Перед самыми выборами Егору Кузьмичу Делову пришло письмо из Мордасова — ответ на его четвертую жалобу. Поздним вечером он положил на стол в ряд четыре белых листа бумаги с черными грифами и синими визами под бордовыми печатями, посмотрел на них, отстранясь, и очевидная одинаковость бумаг, о которой он прежде только догадывался, оскорбила его. Это были отписки: мордасовские начальники защищали своих лопуховских холуёв.
«Чертов грамотей, — подумал Егор Кузьмич о соседе-учителе. — Угодник сопливый, — сказал он вслух. — Надо было сразу в Цыка посылать!»
— Отец, ты чего? — заглянула в горницу хозяйка. — Говоришь-то.
— Агитаторша была нынче?
— Приходила. Номерочки вон на телевизере.
— Пойдешь одна.
— Как ты говоришь?
— Говорю, одна пойдешь голосовать!
Утром он подтвердил распоряжение.
— А че сказать-то им?
Егор Кузьмич не придумал это и за всю ночь.
— Не знаю, скажи. Сама пришла, а сам — не знаю, мол…
«Пускай пошевелятся», — подумал про себя Егор Кузьмич и занялся мелкими хозяйственными делами.
И тетя Настя Делова пошла голосовать одна. В карман «холодного» мужского пиджачка с подшитыми рукавами она положила чистый мешочек для покупок и денег взяла — две пятерки и трешницу. Было еще рано, а после спавшего дён пять назад зноя, перебитого дождичками, и свежо. Народ больно не торопился по улице, хотя радио на клубе играло с полседьмого утра. «А может, и не будет тама никакой торговли, — думала тетя Настя дорогой. — А Егор чудить стал… Фроське надо бы отписать, чтоб сам не узнал. Глядишь, приструнят, полечут где…» Так она и дошла до Дома культуры. Людей тут не стало больше, а радио в двух ящиках с тарелками громыхало так, что или вовнутрь скорей ныряй, под вывеску «Добро пожаловать!», или домой беги. Торговли же никакой видно не было.
— О-о, тетя Настя пришла! Здрасьти тете Насти! — встретил ее в дверях Семка Макавеихин, подозрительно веселый с утра, но, может, ему так и надо, потому что он уже не первым выборам начальник.
— Попрошу вас! — пригласил Семка, топнув по окурку и отогнав дым ладонью. — Попрошу…
Туда, куда вел ее Семка, голосовали всегда, а вот тут, за дверями, куда бильярд теперь задвинули, раньше всегда Маня торговала. Тетя Настя вздохнула, достала из кармана номерки и оправила на ходу платок.

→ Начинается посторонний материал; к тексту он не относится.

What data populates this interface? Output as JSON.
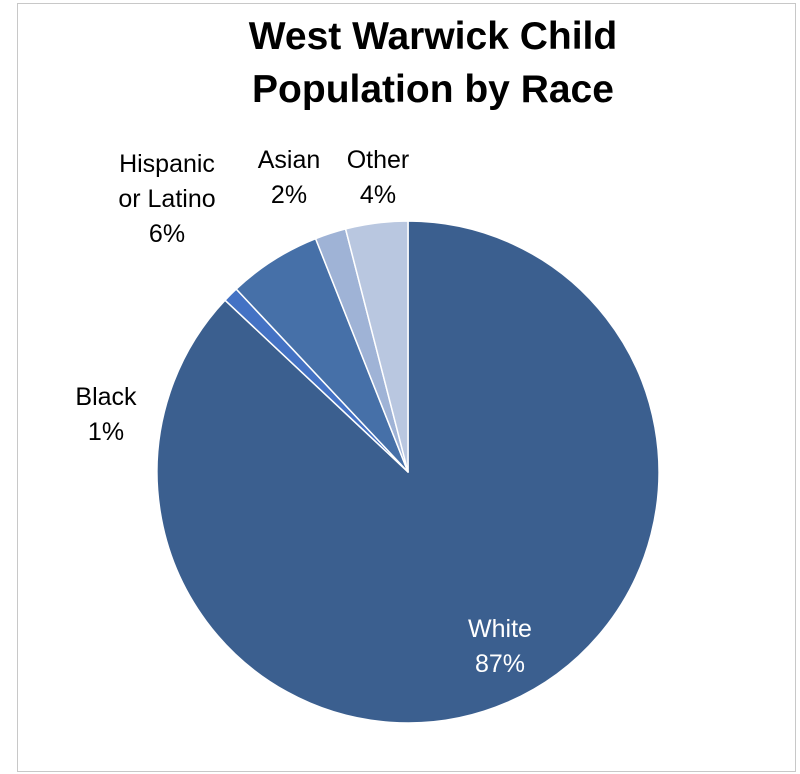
{
  "chart_data": {
    "type": "pie",
    "title": [
      "West Warwick Child",
      "Population by Race"
    ],
    "slices": [
      {
        "name": "White",
        "value": 87,
        "label": "87%",
        "color": "#3b5f8f"
      },
      {
        "name": "Black",
        "value": 1,
        "label": "1%",
        "color": "#4472c4"
      },
      {
        "name": "Hispanic or Latino",
        "value": 6,
        "label": "6%",
        "color": "#4670a8"
      },
      {
        "name": "Asian",
        "value": 2,
        "label": "2%",
        "color": "#9fb3d6"
      },
      {
        "name": "Other",
        "value": 4,
        "label": "4%",
        "color": "#b9c7e0"
      }
    ],
    "label_text": {
      "white": {
        "name": "White",
        "pct": "87%"
      },
      "black": {
        "name": "Black",
        "pct": "1%"
      },
      "hispanic": {
        "line1": "Hispanic",
        "line2": "or Latino",
        "pct": "6%"
      },
      "asian": {
        "name": "Asian",
        "pct": "2%"
      },
      "other": {
        "name": "Other",
        "pct": "4%"
      }
    }
  }
}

— Девчата, тетя Настя пришла Делова, — сказал выборный начальник и несильно подтолкнул одинокую в этот час избирательницу к сдвинутым столам, за которыми позевывали «девчата».
Тетя Настя подошла, поздоровалась и отдала один номерок Елене-врачихе. Та взяла длинную тетрадку, листнула и подняла голову.
— Под этим номером Егор Кузьмич записан, — сказала.
— Ох, — смутилась тетя Настя и отдала другой номерок.
— Сходится, — кивнула врачиха и отсчитала тете Насте три листика: голубой, белый и желтоватый; еще один белый ей протянула женщина помоложе. — Пожалуйста… А может, вы и за Егора Кузьмича хотите? — спросила ненастойчиво врачиха.
— Не знаю сама, — тихо сказала тетя Настя.
— Ну, голосуйте.
Тетя Настя обернулась, но нигде урны не увидела.
— Там, там, — сонно взмахнула рукой молодая.
— Тетя Настя, ко мне! — позвал издали Семка.
Этот стоял возле шелковой загородки с номерами «1», «2» и «3» по верху. Тетя Настя пошла к нему, а подойдя, увидала за шелковым строением и красную урну, и соседа-учителя за столиком, и прямо было направились туда, но Семка остановил ее за локоток, подвел к загородке под номер «2», отворотил край занавески, и тетя Настя увидала каморочку внутри: столик, карандаш в стаканчике и мягкий стул.